Lanzarote tuvo la suerte hace décadas de contar con un cráneo privilegiado que se llamó César Manrique. Él trabajó para que ese paisaje lunar de la isla, mecido entre lavas del tiempo y cráteres del infierno, permaneciera por siempre. Dar una vuelta por el Timanfaya es irse directamente a la Odisea 2001 de Kubrick y el asador de pollos en lo alto de la boca de los volcanes, el detalle chusco de la isla. Pero construyeron un tesoro de riqueza basado en la vulcanología. Y eso es lo que tiene que ver, apreciar y valorar el Campo de Calatrava.

Tras la erupción de la Palma, aprendimos que más de trescientos volcanes duermen bajo nuestros pies. La Diputación de Ciudad Real estudia y quiere hacer ahora un geoparque limitado, que sirva para valorar y calificar todo lo que aquello guarda. Que se fijen en Lanzarote, que viajen y vayan allá, porque encontrarán parte del camino hecho. Este fin de semana, el alcalde de Villamayor, Juan Antonio Calleja, uno de los parlamentarios más brillantes del Congreso de los Diputados, me invitó a verlo. Y me estremecí al contemplar la belleza ruda, salvaje, sin aditivos, gritando entre piedra y pulmón, que sale de entre las fallas de la tierra.

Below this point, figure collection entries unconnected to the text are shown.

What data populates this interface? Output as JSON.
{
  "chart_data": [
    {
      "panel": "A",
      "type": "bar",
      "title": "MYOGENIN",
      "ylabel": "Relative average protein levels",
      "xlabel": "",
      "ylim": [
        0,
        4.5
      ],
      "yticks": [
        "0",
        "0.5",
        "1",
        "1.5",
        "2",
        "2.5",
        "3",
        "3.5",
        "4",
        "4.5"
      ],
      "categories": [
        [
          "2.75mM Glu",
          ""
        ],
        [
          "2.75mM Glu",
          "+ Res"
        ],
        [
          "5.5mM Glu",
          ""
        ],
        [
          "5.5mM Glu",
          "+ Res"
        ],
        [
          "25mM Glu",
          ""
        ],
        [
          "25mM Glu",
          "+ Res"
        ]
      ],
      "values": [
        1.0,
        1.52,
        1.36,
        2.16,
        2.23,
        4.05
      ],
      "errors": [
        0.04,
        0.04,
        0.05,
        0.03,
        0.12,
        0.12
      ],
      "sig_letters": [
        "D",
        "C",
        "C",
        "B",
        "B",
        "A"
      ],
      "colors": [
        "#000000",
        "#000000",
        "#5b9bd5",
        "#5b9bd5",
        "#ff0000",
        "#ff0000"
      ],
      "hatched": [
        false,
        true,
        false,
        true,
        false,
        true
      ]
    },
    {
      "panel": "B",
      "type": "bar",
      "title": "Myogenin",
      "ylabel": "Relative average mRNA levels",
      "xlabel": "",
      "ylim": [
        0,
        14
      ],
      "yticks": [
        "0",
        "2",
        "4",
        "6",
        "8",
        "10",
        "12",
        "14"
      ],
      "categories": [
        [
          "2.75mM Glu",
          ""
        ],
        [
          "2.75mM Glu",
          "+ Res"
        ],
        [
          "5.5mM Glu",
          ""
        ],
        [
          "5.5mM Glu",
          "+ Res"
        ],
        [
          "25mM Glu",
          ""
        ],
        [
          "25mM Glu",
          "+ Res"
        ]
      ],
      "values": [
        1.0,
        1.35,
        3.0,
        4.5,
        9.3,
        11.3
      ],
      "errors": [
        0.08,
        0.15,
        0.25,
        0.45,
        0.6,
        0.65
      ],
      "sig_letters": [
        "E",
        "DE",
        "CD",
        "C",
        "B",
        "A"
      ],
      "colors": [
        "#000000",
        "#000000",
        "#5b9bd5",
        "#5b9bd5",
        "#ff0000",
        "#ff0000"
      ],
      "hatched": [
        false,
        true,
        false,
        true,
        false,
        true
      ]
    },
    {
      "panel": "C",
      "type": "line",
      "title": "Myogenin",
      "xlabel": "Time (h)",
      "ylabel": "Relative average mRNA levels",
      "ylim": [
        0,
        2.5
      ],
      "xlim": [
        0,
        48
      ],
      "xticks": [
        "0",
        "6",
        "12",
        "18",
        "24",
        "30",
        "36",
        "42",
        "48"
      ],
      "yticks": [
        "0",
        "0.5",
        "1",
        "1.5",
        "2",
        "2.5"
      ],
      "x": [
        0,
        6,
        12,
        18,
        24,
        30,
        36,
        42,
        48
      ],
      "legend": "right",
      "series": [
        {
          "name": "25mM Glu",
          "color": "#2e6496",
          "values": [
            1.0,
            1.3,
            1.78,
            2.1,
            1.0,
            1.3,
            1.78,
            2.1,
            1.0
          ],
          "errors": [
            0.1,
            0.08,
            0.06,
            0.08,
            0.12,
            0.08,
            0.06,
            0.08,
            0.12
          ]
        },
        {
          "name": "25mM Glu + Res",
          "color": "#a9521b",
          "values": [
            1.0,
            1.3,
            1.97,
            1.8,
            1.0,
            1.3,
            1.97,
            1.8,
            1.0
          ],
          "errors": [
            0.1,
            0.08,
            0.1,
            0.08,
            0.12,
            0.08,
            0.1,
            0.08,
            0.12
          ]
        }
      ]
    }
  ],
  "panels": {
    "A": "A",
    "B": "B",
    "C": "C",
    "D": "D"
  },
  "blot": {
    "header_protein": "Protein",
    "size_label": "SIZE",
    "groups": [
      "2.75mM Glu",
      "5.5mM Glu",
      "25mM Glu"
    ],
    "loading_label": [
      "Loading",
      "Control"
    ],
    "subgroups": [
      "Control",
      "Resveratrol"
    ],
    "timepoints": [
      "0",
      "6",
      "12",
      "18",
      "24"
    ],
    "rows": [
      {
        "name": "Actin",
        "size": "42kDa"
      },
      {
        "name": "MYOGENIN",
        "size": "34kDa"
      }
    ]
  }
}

Si las columnas de Hércules sujetan la Península y tres mil años contemplan a Gades o Gadir, quién no nos dice que Vulcano no instaló su fragua bajo el manto de Calatrava. Cada vez que piso la Mancha con detenimiento, mi tierra, la tierra a la que siempre vuelvo, es como si la mirara con ojos nuevos, distintos. Los de niño, pasados por el velo de la vida y el conocimiento. Y concluyo que es un lugar mágico, tocado por la varita de los genios, que nos ha dejado en el labriego su natural heredero. Cuando habla la gente del campo es como si Delfos y su oráculo abriesen la boca. Pero el Quijote tenía razón. Algo de Merlín y encantadores debe haber por aquí cuando tenemos un mar bajo el suelo, cifrado del revés, con aguas que se estancan y ascienden contra la gravedad y la física. O caminamos sobre magma y volcanes igual que los faquires, sin atender a las cenizas que remueven la cuna del tiempo. Quizá fue aquí donde Quevedo escribió el polvo enamorado.

La Diputación debe perseverar en la idea del geoparque porque traerá riqueza, turismo, visitas. Las cenizas incandescentes del pasado mueven los corazones cansados de latir en este tiempo. Y las personas necesitan sensaciones nuevas, visitas de experiencia. La misma fragua de Vulcano en el Morrón sería un atractivo indudable para el público. O los géiser de Granátula dando vida y fuentes a la Naturaleza. Visto desde arriba, el volcán adquiere el nombre por la forma de su boca, unos labios grandes que parecen besar al cielo. Definitivamente, son besos de tornillo que prenden fuego de cenizas donde hierve la pasión que arrastra el tiempo.